Japan and the United States will expand cooperation in the U.S.-led campaign against terrorism to include closer aid-policy coordination for Afghanistan and other strategically important countries, government sources said Thursday.
Top-level aid officials from the two countries — by far the world’s largest aid donors — will hold talks in Tokyo in the middle of June to kick off full-scale policy coordination efforts, the sources said.
The U.S. participants in the meeting will be officials of USAID, an arm of the State Department, while Japanese representatives will include high-level Foreign Ministry officials, the sources said.
Less than a month after the Sept. 11 terrorist attacks in New York and Washington, the U.S. administration of President George W. Bush launched military operations in Afghanistan to topple the Taliban regime and root out al-Qaeda terrorists.
Although the Taliban regime collapsed and an interim government, headed by Hamid Karzai, took office in December, the U.S.-led antiterror war in Afghanistan continues. Japan dispatched Self-Defense Forces to the Indian Ocean to provide logistic support, such as supplying fuel.
The aid-policy coordination effort apparently reflects the view that it is imperative to ensure the political, economic and social stability of strategically important developing countries for the global antiterrorism campaign to succeed.

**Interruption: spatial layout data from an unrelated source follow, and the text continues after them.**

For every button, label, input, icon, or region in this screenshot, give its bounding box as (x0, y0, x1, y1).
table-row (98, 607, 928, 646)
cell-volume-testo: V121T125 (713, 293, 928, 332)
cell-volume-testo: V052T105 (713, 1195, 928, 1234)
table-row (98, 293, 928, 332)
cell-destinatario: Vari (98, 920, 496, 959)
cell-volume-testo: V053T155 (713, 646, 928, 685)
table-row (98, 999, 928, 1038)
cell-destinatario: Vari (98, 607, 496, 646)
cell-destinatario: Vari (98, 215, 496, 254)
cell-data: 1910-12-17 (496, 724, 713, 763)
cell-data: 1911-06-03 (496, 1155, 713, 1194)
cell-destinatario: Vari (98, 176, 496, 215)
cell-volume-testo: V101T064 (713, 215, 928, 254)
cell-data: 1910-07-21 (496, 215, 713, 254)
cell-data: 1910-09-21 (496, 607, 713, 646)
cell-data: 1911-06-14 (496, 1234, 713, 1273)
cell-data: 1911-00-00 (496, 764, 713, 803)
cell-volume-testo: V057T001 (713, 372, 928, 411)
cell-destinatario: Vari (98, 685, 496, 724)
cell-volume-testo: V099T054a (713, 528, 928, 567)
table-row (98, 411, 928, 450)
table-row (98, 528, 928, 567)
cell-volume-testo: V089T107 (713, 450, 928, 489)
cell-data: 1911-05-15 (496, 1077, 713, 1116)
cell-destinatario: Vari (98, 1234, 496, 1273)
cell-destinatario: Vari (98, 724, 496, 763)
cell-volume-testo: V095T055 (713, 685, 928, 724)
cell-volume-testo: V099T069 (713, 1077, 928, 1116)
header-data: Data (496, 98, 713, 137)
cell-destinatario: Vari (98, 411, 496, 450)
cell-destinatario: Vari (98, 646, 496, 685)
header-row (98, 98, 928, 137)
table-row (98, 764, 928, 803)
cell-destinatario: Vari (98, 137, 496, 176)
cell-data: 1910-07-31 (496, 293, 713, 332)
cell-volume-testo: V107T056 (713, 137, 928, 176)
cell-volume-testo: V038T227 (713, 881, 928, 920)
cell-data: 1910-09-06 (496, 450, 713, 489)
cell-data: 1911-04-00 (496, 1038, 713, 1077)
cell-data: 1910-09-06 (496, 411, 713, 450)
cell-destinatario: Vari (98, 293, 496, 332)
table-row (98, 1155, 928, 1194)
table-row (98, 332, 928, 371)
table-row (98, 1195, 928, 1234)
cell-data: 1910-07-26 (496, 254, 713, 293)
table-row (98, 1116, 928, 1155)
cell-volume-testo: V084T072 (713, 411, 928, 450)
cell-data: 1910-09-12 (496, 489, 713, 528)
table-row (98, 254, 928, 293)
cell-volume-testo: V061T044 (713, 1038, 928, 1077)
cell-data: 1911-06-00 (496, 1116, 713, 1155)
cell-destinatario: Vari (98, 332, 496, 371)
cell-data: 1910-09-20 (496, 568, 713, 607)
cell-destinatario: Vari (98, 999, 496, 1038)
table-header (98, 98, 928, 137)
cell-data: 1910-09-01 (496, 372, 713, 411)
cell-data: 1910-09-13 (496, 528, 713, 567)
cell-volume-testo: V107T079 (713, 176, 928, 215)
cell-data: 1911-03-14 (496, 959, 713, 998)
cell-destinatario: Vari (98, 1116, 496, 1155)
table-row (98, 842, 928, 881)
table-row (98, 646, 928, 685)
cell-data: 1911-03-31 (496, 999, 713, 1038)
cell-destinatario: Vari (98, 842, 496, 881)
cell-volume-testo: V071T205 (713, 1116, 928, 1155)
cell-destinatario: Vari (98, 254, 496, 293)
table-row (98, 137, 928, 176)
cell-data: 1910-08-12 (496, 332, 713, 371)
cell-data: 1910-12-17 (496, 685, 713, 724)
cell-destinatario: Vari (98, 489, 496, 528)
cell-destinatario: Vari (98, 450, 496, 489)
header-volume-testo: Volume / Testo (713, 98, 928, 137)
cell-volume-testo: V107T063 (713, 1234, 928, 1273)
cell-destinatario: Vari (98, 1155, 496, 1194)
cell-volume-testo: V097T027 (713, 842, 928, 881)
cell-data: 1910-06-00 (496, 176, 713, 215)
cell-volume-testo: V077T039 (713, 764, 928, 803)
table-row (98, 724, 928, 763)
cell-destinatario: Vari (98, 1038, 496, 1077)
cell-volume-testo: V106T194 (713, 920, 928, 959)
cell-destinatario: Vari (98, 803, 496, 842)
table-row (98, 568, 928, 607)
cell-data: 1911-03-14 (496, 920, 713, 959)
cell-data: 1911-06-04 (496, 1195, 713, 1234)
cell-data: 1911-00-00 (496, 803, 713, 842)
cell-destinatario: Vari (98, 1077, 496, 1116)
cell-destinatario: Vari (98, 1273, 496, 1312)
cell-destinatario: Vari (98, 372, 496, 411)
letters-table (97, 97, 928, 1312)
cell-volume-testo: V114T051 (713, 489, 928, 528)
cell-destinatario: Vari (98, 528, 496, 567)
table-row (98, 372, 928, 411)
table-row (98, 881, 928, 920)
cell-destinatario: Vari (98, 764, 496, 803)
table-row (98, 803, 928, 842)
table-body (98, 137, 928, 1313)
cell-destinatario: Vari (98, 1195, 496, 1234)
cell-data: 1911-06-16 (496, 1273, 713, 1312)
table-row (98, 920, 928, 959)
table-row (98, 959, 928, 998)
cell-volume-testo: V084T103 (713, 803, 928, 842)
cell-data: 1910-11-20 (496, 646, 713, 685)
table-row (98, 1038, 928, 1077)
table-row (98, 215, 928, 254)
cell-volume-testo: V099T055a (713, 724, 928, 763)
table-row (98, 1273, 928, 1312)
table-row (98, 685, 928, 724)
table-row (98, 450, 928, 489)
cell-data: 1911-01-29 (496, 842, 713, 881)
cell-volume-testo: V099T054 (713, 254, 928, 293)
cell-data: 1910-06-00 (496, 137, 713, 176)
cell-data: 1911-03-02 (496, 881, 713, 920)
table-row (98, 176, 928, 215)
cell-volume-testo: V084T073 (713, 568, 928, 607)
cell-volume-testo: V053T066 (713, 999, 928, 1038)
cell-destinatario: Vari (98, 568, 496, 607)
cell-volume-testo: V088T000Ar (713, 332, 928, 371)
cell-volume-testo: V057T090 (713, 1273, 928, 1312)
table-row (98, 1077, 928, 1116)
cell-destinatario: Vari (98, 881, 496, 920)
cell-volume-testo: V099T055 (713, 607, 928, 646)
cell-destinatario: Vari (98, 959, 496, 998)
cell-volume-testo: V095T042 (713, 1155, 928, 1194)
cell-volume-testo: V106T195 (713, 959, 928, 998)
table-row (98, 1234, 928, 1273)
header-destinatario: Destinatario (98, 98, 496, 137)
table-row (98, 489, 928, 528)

According to the government sources, the countries include Yemen and the Philippines, where the U.S. sent troops earlier this year to assist in the fight against terrorists, the sources said.
The sources said that Japan and the U.S. will not necessarily launch joint aid projects, as they did in a wide range of areas, including environment protection and health promotion, under the so-called Common Agenda during the Clinton administration.
In the wake of Sept. 11, calls are growing to help fight poverty, widely perceived as a root cause of terrorism, especially in African countries.
Antiterror efforts and increased assistance for African countries are also expected to top the agenda for the upcoming annual summit of top leaders from the Group of Eight major countries in Canada in late June. The G8 comprises the U.S., Canada, Britain, Germany, France, Italy, Japan and Russia.
In 2001, the U.S. replaced Japan as the world’s largest aid donor for the first time in 11 years. The U.S. provided $10.88 billion in official development assistance in 2001, up 9.3 percent from 2000, while Japan extended $9.67 billion, down a sharp 28.4 percent. Germany was ranked a distant third with $4.87 billion.